The race coefficient routinely used in US practice for more than two decades to upwardly adjust the estimated glomerular filtration rate (eGFR) of African American and Black patients unequivocally places many at a higher level of renal function than they would have without the adjustment.
What remains unclear, however, is whether this affects the medical care they receive and their ultimate clinical outcomes.
The latest evidence of the power wielded by the race coefficient when calculating eGFR for people who self-identify as Black comes in a study of 786,712 Black US veterans with any inpatient or outpatient visit to a VA health system facility in 2019.
Assessment of each of these veterans, as well as more than 3 million veterans from other racial groups also seen in 2019, showed that not applying the race coefficient reclassified 36% of Black veterans into a worse stage of chronic kidney disease (CKD) compared with the CKD category their eGFR placed them in with the race coefficient applied, Yun Han, PhD, and associates reported in a poster presented at the 2021 Spring Clinical Meetings (SCM21) of the National Kidney Foundation (NKF).
As an example of how this could influence diagnosis and treatment, the analysis more specifically showed that among Black veterans with an eGFR calculated as 60-89 mL/min/1.73m2 when using the race coefficient, 24% were reclassified as having stage 3 CKD with an eGFR of 45-59 mL/min/1.73m2 when the race coefficient wasn’t used.
(The coefficient in the eGFR formula most often used today, the Chronic Kidney Disease Epidemiology Collaboration [CKD-EPI] equation, inflates eGFR by 15.9% compared with what it would be without adjustment, and applies to people who self-identify as Black.)
Data “Seem to Align”
The scope of effect in this newest study confirms earlier reports from similar analyses.
A 2020 report detailed that the same exercise applied to a single US health system population of about 57,000 patients, including 2225 African Americans, documented a 33% rate of reclassification overall when the race coefficient wasn’t used.

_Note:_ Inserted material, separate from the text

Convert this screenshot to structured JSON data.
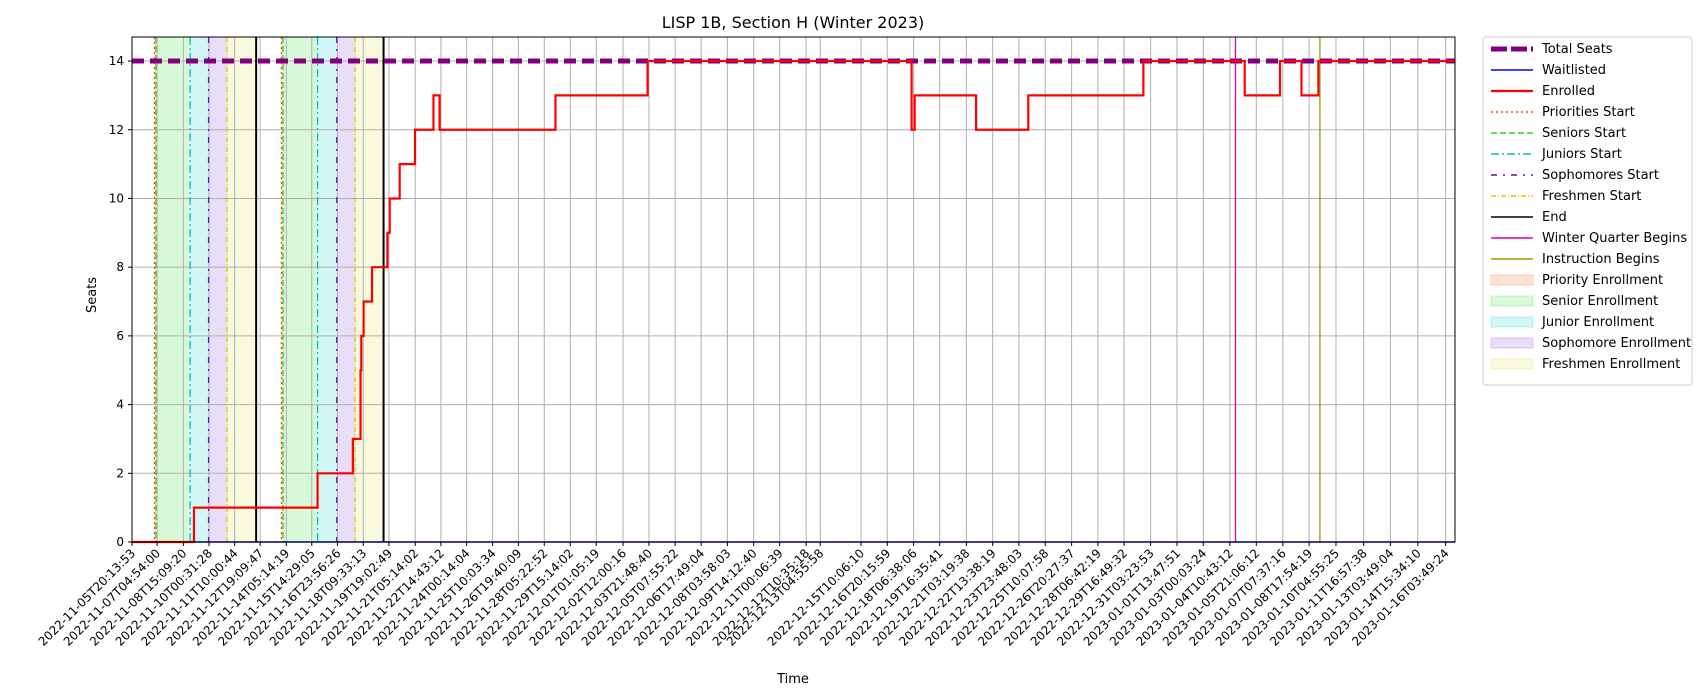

The new data reported at SCM21 “seem to align in terms of the reclassification statistics,” commented Malika L. Mendu, MD, a nephrologist and executive medical director of Clinical Operations at Brigham and Women’s Hospital in Boston, Massachusetts, and a coauthor of the 2020 report.
Another pair of similar analyses that used two additional US populations, published in early 2021, also showed that dropping the race coefficient reclassified significant numbers of Black individuals.
No Obvious Disparities in Care?
But the new analysis also showed no “obvious disparities in care” as a result of applying the race coefficient, said Han, a nephrology researcher at the University of Michigan in Ann Arbor, and coauthors in their SCM21 poster.
The findings leave uncertainty as to “whether removal of the Black race coefficient would help improve clinical outcomes for Black US veterans,” they state.
Their uncertainty stems from the pattern of three markers of care they examined to gauge the quality of medical management for CKD that the veterans received: the incidence of nephrology consults, measurement of albuminuria, and treatment with an ACE inhibitor or ARB, two drug classes that are a cornerstone of CKD treatment.
Overall, and regardless of whether or not the race coefficient was applied, a greater proportion of Black veterans received each of these three markers of care than their White counterparts, said Han and colleagues.
However, Mendu commented, “I’m not sure the questions were asked in a way to get to whether there are disparities in care delivery.”
The 2020 report she coauthored concluded that “use of racial correction in eGFR can potentially impact care for African American patients with advanced CKD,” a hypothesis that remains valid, she said in an interview.
In 2020, the NKF and American Society of Nephrology formed a task force to make recommendations about continued use of a race coefficient when calculating eGFR.
A statement from the NKF last month said an interim report from the task force would release within a few weeks.
SCM21: Abstract 242. Presented April 6, 2021.